EDITORIALE – Un rimedio peggiore del male
Il consueto editoriale del lunedì, stavolta teso a difendere Frank de Boer, sedotto, abbandonato e pronto a essere immolato sull'altare delle ambizioni senza costrutto di quest'Inter. Come se assumere un altro possa migliorare la situazione...Seguire e raccontare l’Inter è uno stillicidio. Prima a livello emotivo, poi neuronale e, alla fine, strutturale. Nel senso che prima ci si fa male al cuore, osservando come l’ambiente non riesca mai a sviluppare la giusta crescita bruciando anche dosi notevoli di talento, poi ci si brucia il cervello perché si indagano le cause dei fallimenti senza mai trovare spiegazioni del tutto soddisfacenti. Infine si termina mandando in vacca anche tutto il resto per la frustrazione di dover assistere sempre allo stesso, agghiacciante spettacolo, quello di un Sisifo nerazzurro che non solo perde di volta in volta la sua roccia ma ne resta addirittura schiacciato.

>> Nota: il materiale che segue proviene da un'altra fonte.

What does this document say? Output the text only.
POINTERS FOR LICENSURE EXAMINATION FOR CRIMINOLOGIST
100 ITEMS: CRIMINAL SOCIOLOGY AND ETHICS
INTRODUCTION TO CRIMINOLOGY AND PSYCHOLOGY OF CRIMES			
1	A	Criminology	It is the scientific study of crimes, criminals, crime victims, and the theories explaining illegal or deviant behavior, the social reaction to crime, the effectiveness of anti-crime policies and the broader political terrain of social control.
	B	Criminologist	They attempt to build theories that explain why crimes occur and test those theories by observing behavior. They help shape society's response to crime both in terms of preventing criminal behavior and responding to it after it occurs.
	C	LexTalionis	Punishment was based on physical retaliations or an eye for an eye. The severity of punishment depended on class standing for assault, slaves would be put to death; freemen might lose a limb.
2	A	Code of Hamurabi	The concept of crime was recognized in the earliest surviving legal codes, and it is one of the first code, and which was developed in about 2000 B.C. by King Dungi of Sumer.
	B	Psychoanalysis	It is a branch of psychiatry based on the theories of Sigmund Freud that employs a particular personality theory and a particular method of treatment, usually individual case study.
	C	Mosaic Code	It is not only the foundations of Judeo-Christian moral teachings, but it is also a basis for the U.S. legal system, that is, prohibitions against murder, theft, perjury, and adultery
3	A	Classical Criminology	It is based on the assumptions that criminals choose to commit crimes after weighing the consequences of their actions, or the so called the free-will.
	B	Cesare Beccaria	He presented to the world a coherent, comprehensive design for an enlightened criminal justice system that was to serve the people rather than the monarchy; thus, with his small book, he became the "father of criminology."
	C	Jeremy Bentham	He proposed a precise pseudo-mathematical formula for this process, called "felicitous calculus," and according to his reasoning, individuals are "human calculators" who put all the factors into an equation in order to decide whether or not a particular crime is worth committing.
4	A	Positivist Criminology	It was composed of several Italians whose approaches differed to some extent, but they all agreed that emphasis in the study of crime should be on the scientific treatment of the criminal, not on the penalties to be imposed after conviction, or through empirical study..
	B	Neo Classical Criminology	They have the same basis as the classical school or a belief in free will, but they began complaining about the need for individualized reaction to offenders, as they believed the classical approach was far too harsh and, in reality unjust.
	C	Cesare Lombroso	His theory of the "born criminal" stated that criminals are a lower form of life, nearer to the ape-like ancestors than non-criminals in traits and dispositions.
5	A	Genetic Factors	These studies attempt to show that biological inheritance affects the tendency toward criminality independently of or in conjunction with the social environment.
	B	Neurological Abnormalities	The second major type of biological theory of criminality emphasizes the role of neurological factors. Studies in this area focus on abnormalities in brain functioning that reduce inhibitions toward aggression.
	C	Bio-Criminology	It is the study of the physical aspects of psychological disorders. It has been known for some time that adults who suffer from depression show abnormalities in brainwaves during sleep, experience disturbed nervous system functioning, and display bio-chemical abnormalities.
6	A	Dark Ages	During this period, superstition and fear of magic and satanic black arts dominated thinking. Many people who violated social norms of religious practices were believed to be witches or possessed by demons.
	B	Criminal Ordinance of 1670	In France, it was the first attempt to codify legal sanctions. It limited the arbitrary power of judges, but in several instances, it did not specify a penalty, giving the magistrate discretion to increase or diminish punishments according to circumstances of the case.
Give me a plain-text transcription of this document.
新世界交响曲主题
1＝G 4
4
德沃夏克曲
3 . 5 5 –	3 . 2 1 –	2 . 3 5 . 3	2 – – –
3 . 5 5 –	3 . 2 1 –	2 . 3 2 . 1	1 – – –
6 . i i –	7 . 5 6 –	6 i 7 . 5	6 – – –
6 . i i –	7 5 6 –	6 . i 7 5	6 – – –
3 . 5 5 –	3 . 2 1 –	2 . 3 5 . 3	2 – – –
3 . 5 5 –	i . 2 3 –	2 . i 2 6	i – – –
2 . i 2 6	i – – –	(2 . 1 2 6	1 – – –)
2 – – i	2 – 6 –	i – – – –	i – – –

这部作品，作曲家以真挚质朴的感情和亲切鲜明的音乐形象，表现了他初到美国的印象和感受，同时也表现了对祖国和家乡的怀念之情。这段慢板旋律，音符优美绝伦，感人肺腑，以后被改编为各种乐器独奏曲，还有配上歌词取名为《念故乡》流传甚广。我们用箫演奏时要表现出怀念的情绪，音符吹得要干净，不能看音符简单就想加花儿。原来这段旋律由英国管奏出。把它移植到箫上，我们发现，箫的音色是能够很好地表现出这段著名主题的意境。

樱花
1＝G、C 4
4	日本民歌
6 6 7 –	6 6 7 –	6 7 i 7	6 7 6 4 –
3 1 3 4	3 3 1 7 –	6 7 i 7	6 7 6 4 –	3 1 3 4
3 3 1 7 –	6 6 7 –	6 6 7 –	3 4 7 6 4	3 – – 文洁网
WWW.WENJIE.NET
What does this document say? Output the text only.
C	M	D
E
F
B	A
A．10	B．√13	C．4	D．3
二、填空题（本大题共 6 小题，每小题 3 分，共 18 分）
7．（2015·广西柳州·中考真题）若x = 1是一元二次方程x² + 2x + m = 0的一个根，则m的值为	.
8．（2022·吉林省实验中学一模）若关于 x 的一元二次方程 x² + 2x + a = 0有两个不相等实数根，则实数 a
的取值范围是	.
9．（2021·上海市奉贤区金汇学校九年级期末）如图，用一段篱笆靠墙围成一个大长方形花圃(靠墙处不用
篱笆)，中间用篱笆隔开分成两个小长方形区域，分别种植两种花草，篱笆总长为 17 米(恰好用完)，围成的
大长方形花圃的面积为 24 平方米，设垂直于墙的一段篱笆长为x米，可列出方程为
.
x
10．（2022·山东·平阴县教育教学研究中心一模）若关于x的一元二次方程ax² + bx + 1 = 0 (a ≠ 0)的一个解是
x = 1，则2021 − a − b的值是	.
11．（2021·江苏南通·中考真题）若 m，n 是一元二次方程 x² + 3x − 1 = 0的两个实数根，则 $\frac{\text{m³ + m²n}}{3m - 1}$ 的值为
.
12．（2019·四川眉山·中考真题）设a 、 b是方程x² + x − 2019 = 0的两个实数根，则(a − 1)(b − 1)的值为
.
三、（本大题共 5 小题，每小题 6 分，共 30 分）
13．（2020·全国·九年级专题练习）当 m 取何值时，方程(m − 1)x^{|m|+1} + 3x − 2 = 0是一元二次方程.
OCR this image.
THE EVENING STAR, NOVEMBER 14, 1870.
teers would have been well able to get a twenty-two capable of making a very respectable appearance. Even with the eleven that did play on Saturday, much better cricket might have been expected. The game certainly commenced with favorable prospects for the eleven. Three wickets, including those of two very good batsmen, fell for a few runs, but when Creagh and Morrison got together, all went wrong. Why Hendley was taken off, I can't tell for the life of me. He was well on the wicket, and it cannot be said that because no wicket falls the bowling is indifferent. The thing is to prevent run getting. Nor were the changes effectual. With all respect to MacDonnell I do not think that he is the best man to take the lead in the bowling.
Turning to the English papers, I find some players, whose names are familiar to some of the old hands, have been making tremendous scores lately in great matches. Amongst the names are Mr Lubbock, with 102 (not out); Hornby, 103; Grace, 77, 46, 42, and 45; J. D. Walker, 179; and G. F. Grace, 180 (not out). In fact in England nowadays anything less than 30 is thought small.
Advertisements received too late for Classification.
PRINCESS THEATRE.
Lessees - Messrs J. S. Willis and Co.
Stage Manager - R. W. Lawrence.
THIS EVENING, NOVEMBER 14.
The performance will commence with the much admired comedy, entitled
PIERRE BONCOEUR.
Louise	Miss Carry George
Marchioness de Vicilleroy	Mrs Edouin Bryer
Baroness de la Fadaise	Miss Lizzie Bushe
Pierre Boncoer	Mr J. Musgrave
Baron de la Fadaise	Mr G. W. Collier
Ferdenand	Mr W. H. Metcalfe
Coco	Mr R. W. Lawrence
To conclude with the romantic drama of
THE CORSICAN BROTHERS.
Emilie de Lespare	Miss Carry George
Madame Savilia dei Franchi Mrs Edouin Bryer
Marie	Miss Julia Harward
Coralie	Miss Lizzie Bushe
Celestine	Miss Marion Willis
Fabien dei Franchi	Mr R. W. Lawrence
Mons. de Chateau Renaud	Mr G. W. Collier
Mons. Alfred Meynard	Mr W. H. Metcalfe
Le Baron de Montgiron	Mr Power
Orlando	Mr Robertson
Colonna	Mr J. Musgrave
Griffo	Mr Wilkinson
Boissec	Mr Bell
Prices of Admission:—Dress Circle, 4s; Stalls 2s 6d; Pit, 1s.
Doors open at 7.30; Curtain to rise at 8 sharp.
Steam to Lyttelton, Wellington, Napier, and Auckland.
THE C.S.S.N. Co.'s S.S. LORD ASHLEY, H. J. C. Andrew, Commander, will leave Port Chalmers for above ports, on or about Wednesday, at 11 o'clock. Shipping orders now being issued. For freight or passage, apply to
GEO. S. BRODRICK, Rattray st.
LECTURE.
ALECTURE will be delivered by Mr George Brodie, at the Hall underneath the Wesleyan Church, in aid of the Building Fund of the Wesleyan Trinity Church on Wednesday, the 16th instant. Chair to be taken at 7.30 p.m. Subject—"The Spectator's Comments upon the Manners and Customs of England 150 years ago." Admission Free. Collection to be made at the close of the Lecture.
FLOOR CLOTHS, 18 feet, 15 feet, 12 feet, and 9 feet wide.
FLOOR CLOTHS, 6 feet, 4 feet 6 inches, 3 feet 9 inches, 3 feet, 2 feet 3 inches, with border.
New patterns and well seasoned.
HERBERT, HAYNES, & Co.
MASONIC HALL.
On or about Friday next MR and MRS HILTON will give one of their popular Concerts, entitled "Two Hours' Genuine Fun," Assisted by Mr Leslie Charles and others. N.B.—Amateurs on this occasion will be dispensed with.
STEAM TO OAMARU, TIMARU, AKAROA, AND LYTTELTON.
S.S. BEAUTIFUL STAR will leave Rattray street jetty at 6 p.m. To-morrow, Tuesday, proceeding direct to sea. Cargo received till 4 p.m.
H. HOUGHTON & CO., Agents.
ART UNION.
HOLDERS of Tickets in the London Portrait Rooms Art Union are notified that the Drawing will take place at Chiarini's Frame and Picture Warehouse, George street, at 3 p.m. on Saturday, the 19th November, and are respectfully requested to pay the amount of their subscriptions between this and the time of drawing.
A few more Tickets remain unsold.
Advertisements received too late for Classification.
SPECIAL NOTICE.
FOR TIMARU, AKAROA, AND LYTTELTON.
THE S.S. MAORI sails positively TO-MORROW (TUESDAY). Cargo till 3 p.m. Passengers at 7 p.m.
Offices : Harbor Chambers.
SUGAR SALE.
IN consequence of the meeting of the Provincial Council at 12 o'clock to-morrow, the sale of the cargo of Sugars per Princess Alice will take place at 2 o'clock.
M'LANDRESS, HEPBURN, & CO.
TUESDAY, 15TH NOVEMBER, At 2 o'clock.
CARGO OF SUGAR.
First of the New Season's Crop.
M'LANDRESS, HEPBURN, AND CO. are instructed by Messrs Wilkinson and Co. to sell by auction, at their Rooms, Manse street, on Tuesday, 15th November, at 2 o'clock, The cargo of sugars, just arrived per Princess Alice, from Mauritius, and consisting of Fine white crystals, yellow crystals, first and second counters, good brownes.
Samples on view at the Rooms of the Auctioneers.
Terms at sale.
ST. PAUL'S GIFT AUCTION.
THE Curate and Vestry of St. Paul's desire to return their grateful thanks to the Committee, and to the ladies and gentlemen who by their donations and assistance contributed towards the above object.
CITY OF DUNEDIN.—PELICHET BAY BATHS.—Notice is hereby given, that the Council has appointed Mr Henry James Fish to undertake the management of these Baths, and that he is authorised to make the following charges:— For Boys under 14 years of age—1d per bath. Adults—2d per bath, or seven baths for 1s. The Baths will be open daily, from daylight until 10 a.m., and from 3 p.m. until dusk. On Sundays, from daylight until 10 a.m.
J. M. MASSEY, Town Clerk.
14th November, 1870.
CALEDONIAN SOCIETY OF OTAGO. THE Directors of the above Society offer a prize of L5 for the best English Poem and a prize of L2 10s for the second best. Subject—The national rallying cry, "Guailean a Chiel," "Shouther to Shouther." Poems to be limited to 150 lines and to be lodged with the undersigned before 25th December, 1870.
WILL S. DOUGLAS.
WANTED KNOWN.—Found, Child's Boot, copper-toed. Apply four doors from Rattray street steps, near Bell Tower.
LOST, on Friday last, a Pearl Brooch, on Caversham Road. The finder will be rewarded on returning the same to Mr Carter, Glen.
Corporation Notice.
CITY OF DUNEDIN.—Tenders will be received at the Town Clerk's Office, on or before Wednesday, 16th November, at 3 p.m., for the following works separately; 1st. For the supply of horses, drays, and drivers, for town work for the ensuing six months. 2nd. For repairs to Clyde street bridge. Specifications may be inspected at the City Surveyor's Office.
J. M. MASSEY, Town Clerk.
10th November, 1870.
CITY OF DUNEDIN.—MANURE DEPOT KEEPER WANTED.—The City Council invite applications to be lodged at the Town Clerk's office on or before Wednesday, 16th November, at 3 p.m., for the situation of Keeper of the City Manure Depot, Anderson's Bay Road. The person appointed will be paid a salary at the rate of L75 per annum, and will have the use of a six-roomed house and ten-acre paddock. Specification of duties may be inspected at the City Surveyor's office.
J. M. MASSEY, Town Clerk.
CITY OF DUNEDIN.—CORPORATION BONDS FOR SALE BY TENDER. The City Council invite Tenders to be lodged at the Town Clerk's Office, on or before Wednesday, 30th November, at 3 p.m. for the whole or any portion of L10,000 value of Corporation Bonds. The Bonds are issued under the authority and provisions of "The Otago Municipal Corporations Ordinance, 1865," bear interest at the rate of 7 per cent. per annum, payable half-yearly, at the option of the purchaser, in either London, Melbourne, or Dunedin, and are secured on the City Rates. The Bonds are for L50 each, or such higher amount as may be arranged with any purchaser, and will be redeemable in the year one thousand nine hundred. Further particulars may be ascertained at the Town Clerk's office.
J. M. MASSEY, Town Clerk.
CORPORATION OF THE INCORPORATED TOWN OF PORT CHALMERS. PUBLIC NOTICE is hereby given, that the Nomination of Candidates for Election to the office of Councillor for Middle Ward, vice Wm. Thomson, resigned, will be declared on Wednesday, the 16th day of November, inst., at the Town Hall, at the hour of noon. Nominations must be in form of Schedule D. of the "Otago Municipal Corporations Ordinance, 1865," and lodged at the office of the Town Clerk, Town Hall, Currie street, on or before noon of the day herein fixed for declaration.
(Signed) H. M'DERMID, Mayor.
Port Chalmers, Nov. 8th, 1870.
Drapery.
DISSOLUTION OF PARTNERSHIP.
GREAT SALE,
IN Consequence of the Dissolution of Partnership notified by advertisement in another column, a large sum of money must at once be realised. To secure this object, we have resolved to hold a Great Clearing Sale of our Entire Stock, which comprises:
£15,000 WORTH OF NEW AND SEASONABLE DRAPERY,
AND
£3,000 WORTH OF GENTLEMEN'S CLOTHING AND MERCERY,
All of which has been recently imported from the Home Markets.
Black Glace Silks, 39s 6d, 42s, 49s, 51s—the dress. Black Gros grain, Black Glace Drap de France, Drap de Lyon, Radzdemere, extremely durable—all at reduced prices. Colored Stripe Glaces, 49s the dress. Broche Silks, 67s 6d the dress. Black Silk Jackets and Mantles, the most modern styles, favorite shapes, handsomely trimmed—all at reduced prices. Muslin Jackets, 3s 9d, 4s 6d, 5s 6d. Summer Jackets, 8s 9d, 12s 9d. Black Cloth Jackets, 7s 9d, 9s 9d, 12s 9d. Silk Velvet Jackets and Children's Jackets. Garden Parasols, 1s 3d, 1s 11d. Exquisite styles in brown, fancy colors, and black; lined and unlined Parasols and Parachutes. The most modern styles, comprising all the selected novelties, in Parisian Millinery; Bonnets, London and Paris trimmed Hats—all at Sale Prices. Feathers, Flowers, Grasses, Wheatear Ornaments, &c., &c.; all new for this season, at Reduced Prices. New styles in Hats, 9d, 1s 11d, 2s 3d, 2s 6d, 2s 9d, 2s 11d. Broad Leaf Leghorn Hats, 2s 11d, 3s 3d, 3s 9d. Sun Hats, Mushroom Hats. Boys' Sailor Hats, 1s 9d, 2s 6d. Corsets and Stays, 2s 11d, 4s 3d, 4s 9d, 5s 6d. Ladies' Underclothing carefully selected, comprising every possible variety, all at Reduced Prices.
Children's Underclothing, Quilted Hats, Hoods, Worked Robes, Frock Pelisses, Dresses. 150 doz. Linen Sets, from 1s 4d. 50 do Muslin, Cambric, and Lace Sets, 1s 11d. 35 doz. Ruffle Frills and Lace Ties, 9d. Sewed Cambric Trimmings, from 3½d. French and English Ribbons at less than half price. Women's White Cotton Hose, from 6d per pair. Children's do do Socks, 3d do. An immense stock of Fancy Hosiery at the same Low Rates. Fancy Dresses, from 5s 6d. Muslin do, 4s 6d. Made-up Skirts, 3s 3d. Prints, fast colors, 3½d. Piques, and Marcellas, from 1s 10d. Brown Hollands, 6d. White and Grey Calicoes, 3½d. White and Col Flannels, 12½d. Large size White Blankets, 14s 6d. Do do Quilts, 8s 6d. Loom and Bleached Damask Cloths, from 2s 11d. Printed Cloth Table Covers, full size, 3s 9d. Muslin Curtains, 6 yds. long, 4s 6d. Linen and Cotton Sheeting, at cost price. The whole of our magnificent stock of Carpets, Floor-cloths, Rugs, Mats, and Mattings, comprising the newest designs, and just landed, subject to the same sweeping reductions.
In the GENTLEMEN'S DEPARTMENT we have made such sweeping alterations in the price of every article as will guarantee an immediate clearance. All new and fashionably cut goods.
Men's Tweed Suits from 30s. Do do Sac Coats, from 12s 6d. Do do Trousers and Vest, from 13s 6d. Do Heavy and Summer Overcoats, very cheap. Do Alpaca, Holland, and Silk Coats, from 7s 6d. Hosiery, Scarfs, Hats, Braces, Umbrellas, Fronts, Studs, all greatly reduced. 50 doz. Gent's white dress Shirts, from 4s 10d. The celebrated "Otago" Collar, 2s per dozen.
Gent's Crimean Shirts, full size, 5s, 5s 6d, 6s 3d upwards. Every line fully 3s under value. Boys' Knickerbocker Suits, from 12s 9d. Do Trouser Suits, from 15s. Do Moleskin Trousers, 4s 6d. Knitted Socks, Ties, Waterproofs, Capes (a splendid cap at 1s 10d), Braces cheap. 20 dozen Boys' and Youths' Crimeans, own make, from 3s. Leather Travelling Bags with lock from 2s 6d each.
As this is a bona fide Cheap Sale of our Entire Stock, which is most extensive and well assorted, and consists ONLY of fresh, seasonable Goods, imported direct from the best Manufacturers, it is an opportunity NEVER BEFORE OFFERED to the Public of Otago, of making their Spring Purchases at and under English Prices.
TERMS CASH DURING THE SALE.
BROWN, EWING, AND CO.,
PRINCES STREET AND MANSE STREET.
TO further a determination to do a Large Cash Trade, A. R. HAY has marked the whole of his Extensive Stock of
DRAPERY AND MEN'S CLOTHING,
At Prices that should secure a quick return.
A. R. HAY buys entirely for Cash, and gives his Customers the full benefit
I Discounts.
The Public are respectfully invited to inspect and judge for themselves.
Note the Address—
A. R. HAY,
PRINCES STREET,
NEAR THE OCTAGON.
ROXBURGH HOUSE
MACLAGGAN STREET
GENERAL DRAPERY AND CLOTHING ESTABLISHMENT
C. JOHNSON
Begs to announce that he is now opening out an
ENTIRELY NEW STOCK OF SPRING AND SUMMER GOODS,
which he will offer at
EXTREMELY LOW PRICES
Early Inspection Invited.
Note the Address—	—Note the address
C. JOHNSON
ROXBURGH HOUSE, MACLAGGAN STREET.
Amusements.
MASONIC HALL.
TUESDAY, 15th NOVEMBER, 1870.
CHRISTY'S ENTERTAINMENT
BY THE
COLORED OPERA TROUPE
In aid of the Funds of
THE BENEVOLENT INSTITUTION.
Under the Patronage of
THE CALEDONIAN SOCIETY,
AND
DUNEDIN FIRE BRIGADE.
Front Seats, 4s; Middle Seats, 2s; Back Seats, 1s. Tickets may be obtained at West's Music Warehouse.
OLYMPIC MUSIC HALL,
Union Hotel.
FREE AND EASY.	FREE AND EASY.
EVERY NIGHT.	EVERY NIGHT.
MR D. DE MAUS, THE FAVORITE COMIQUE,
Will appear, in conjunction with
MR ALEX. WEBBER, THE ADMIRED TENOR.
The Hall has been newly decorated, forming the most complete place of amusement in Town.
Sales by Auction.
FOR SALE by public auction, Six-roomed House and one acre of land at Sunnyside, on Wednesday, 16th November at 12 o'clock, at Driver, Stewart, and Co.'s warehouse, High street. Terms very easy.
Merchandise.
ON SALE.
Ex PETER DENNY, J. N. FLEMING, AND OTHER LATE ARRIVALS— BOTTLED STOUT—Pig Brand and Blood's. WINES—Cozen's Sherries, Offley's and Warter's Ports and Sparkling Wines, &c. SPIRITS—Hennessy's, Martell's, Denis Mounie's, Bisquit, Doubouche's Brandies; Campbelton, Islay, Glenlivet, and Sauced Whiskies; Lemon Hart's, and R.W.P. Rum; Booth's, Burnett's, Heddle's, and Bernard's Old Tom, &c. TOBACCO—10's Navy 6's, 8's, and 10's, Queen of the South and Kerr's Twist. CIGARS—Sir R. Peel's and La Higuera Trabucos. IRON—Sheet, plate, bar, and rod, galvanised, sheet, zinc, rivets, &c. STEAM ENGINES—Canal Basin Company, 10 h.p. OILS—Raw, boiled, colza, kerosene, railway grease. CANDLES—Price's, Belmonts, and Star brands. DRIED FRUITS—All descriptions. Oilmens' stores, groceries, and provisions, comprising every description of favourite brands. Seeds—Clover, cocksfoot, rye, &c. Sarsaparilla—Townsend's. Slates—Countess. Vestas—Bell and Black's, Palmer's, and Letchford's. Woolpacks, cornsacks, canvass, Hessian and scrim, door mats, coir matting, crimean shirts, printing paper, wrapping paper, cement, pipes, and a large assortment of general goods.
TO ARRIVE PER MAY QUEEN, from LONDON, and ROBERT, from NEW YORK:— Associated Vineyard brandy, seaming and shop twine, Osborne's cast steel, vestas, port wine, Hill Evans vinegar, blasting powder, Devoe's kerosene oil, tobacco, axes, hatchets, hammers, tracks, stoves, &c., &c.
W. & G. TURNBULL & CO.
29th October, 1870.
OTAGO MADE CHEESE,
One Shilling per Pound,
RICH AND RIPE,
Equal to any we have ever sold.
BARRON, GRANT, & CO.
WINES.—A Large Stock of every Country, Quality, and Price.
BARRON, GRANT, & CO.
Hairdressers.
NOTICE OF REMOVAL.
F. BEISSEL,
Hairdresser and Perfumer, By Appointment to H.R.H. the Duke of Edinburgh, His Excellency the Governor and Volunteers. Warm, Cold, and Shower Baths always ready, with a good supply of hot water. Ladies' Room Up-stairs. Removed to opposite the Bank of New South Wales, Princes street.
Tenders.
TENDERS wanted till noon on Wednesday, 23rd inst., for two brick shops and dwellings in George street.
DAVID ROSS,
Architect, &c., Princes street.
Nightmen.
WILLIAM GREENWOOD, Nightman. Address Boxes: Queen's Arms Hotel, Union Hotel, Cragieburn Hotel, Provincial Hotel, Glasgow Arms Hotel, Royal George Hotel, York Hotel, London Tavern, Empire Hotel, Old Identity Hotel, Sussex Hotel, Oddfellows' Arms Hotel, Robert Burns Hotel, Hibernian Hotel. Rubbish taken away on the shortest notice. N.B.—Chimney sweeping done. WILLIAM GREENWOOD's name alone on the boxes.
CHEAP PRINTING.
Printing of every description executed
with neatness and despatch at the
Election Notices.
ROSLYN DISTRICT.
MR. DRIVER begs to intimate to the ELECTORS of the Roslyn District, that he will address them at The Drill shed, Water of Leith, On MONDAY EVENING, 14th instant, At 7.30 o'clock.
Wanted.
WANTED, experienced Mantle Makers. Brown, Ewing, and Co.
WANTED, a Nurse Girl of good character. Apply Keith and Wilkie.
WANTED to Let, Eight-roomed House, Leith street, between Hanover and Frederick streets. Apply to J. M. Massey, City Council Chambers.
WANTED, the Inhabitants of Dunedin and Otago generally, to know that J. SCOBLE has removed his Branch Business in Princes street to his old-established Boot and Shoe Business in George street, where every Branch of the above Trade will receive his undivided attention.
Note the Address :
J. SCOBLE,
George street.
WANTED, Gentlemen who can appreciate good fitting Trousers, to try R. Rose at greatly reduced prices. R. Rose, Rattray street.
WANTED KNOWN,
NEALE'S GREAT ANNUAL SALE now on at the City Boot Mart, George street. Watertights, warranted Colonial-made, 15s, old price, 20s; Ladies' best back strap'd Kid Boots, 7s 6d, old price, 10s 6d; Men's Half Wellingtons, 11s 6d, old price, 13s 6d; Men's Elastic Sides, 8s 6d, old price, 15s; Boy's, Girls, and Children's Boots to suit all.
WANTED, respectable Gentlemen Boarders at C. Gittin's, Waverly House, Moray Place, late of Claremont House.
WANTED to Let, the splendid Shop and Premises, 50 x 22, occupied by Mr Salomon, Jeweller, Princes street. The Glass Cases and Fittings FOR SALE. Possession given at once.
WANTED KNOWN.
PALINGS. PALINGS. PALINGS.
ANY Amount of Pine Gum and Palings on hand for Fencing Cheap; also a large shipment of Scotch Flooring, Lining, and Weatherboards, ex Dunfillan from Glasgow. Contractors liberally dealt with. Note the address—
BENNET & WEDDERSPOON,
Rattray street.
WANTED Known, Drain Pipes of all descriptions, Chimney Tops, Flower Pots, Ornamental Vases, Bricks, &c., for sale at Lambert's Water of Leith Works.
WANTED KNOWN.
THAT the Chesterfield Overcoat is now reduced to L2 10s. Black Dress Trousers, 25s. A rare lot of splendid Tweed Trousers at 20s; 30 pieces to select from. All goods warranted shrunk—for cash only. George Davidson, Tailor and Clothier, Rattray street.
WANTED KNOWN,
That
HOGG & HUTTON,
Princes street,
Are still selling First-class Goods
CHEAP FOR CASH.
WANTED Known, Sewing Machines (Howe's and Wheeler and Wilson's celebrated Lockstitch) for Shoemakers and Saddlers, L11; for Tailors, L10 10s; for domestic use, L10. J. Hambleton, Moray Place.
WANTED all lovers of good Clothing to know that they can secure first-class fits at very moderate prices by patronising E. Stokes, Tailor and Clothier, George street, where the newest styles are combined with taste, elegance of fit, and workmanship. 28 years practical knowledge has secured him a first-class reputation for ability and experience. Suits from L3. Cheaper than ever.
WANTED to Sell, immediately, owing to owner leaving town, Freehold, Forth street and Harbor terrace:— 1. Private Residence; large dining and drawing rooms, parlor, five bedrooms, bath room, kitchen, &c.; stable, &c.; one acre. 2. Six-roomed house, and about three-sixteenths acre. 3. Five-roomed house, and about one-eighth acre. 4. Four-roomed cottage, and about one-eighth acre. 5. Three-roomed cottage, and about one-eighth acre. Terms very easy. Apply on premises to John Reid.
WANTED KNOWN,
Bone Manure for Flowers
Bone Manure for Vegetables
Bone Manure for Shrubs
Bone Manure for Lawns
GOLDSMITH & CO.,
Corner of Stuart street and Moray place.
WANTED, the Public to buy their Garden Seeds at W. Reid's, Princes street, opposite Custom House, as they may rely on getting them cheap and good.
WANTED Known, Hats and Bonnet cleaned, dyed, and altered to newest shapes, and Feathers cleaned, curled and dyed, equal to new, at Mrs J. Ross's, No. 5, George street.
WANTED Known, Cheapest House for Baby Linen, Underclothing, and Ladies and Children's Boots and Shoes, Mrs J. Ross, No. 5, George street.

Tra le capacità inarrivabili del Biscione di farsi male da solo che rispuntano fuori costantemente, tra la piazza che invoca sempre e solo risultati e l’impossibilità di mutare significativamente la propria storia perché, anche quando si prova a cambiare, si finisce sempre e comunque a rinunciare a ogni piano in nome della vittoria più immediata possibile. E la morale finale è che le speranze di riscatto sull’Inter sembrano sempre destinate a durare quanto il battito d’ali di una farfalla, tendenzialmente d’estate. E intanto il successo non arriva mai, chiaramente.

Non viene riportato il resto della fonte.